Are We Ready For Fergie's Imminent Comeback?

Considering Fergie in Iggy Azalea's wake

Photo by Neilson Barnard / Getty Images

Fergie released "London Bridge" nearly a decade ago (its official 10-year anniversary is Monday, July 18). Since then, our collective culture has gotten more, well, woke. Some might even consider it overly sensitive. Whichever way you look at it, though, many things that flew in 2006 would not fly today. And with Stacy "Fergie" Ferguson's comeback in full swing, the question of how ready we are is ringing louder. Even though the message behind her new single "M.I.L.F. $" is a solid one, the post-Iggy Azalea world wonders how questionable its delivery is. 

"M.I.L.F. $," like a sizeable portion of Fergie's music, is a sing-song rap track complete with a spelling verse. Its concept is simple: Becoming a mother does not take away a woman's sexiness. Rather, it amplifies it to a new echelon of sexy—one akin to Beyoncé's BEYONCÉ. She rebrands "M.I.L.F." as "Mom(s) I'd Like to Follow," spinning the misogynistic acronym into a positive one. Of course, innuendo is peppered throughout, but what's a pop song without some bit of tongue planted firmly in its cheek? It's a track whose fame was planted by the viral punch of its music video. The day it was released, it racked up millions of views in 24 hours, inspiring many "yes!" moments in social media posts. The secret to its immense success isn't just the song, though; it's who Fergie enlisted to be in the video. Kim Kardashian, Chrissy Teigen, Devon Aoki, Amber Valletta, Alessandra Ambrosio, Ciara, and more high-profile mothers parade their M.I.L.F. money around the hyper-stylized visuals. Fergie's M.I.L.F. squad rivals other Hollywood squads. However contagious their confidence (and, subsequently, the song) is, it exists within a gray area.

In 2016, the intersectionality between race and performance is more apparent than it was a decade ago.
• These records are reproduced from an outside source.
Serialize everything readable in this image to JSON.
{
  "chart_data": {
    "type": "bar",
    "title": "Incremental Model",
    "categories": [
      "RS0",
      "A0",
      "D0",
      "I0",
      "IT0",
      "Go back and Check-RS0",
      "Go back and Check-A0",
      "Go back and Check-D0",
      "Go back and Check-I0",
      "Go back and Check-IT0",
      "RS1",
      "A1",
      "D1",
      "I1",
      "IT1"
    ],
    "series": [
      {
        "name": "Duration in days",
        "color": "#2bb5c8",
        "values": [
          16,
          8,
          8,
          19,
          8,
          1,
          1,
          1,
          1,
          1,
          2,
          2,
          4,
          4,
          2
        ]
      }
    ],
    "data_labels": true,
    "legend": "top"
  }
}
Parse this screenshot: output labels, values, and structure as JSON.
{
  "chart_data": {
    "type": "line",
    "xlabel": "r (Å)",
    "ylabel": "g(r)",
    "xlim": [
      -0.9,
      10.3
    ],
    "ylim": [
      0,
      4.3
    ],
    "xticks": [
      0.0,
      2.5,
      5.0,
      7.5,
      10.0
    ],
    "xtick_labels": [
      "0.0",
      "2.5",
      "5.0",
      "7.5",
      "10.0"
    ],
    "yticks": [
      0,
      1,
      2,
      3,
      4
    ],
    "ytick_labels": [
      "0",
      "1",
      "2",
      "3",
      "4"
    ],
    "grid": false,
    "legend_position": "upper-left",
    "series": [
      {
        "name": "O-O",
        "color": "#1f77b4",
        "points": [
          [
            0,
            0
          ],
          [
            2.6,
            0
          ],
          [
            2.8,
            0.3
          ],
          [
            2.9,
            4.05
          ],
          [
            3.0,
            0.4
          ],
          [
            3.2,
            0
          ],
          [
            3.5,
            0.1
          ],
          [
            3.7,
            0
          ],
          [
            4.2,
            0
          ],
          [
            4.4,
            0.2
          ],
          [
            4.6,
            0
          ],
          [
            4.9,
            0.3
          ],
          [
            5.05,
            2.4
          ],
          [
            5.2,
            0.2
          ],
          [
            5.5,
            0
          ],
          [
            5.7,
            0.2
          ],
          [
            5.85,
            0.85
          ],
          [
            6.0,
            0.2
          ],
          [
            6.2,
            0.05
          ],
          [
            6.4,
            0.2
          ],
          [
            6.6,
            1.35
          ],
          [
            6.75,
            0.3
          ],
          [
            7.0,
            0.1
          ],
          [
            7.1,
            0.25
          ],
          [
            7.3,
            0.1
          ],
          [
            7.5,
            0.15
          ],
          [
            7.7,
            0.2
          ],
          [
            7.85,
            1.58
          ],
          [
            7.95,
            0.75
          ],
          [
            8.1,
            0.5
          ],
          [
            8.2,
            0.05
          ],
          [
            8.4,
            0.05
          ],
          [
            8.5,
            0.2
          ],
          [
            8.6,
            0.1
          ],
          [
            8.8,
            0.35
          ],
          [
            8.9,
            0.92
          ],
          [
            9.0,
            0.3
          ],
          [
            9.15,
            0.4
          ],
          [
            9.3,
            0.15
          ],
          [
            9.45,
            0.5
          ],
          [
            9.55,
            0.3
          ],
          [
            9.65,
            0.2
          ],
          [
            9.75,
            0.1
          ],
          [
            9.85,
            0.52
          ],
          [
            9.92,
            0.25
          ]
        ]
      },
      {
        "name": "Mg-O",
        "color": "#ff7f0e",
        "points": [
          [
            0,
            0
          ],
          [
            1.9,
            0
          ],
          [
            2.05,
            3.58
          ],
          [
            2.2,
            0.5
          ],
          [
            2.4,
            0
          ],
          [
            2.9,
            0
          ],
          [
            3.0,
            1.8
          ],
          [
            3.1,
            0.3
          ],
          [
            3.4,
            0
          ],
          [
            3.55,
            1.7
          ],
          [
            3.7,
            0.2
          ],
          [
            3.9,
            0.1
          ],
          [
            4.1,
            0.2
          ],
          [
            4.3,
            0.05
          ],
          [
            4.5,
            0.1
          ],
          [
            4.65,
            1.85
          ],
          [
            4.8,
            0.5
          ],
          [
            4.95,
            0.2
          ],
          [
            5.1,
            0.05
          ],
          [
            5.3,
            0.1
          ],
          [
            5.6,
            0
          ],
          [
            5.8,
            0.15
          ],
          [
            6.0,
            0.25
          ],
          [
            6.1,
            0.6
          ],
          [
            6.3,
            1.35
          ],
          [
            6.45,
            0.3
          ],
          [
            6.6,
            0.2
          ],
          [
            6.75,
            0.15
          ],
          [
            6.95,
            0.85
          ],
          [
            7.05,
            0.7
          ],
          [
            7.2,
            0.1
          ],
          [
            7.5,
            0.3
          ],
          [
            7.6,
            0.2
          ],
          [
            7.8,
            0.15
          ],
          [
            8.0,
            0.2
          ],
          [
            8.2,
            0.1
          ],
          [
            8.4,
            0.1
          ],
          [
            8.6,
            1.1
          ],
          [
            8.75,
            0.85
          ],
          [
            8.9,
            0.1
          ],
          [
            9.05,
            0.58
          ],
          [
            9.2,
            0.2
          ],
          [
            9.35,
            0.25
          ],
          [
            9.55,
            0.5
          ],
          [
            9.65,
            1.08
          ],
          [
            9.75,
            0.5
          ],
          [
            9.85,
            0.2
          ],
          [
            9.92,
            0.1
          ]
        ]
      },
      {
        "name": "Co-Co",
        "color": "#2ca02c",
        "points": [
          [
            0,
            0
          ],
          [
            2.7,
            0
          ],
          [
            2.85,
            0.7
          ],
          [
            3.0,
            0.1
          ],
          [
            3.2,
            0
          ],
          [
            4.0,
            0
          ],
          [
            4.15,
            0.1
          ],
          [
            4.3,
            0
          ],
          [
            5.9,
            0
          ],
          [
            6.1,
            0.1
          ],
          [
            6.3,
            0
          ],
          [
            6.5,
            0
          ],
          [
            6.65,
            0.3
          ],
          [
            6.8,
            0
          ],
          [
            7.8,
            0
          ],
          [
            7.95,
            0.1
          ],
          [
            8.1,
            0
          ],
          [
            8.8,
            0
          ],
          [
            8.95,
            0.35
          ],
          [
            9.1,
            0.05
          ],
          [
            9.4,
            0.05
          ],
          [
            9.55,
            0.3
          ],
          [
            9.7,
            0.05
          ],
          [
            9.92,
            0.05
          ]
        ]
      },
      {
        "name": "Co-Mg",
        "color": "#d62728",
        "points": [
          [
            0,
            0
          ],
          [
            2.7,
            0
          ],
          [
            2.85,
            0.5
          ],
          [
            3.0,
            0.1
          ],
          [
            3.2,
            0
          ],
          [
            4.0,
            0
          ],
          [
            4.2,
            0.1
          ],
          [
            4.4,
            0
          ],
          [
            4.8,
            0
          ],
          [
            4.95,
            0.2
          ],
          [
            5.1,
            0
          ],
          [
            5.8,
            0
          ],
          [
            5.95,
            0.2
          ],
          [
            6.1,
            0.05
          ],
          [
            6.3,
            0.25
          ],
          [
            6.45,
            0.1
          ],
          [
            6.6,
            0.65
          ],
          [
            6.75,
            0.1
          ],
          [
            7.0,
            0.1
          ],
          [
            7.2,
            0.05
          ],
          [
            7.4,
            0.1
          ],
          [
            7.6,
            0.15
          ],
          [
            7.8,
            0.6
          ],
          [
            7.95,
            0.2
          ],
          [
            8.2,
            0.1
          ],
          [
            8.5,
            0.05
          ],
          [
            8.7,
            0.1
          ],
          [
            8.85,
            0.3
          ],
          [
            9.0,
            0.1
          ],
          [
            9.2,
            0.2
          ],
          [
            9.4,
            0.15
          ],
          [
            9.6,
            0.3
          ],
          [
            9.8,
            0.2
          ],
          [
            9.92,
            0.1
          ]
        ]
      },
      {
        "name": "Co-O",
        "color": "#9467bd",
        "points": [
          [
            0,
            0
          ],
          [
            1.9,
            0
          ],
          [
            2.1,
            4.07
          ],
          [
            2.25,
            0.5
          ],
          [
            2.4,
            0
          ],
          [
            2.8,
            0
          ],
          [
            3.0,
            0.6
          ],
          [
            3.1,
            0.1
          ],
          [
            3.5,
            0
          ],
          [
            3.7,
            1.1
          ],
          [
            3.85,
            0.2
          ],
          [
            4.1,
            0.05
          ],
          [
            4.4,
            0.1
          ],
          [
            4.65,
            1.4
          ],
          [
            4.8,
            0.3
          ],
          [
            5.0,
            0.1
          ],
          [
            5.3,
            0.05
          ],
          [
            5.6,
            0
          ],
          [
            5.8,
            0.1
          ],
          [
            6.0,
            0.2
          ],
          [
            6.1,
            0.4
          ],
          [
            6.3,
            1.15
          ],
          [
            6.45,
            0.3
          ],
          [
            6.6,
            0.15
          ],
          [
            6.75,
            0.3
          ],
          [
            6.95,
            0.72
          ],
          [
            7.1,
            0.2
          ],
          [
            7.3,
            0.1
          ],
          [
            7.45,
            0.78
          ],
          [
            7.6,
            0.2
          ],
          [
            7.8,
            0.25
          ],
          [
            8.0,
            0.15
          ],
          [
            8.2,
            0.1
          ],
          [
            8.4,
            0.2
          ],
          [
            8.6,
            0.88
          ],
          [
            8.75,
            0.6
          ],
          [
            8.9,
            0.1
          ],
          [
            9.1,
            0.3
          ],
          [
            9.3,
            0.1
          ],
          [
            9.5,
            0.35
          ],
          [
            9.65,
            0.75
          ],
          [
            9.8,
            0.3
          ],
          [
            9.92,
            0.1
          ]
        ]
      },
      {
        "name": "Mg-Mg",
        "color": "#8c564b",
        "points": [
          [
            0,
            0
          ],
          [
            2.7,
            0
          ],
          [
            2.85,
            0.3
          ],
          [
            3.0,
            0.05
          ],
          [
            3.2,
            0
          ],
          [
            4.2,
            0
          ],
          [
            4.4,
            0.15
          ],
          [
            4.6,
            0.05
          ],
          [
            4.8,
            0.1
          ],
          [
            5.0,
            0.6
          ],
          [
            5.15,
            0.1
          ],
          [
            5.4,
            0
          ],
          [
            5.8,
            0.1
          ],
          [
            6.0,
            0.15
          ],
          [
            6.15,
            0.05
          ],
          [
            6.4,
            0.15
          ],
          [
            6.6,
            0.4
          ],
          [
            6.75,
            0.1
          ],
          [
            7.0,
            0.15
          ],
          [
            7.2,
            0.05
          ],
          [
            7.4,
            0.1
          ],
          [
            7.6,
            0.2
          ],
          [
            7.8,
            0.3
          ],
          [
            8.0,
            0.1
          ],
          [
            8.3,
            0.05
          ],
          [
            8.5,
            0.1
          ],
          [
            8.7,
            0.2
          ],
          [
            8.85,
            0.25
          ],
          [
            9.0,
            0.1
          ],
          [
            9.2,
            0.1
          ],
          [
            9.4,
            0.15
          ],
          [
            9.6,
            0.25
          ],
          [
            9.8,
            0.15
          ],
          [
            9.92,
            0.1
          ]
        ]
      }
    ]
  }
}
Fergie was a quasi-early adopter of the "blaccent." It was not (and still isn't) as overt as Iggy Azalea's, but because of the backlash Azalea received for her performance style, our ears have become more acutely aware of all things cultural appropriation. Unlike Azalea, who only received more backlash when she tried to defend her accent and presence within the hip-hop community, Fergie has acknowledged her outsiderness. "I'm not claiming to be a battle MC," she told Rolling Stone in 2006. She said she pays homage to the women she looks up to, "like Roxanne Shanté, Monie Love, Salt-n-Pepa, [and] J.J. Fad." Fergie continued to say she's always been an outsider looking in, viewing the scenes in South Central and East L.A. as "just interesting and sexy." The whole seeing and trying to emulate a culture but not living it is the heart of cultural appropriation. The question now becomes does it matter who and, more importantly, how the information is being conveyed? Her bops—"Glamorous," "London Bridge," and "Fergalicious"—still bop, but can we ignore the package Fergie's newfound empowering message comes in? We'll see when when Double Duchess drops.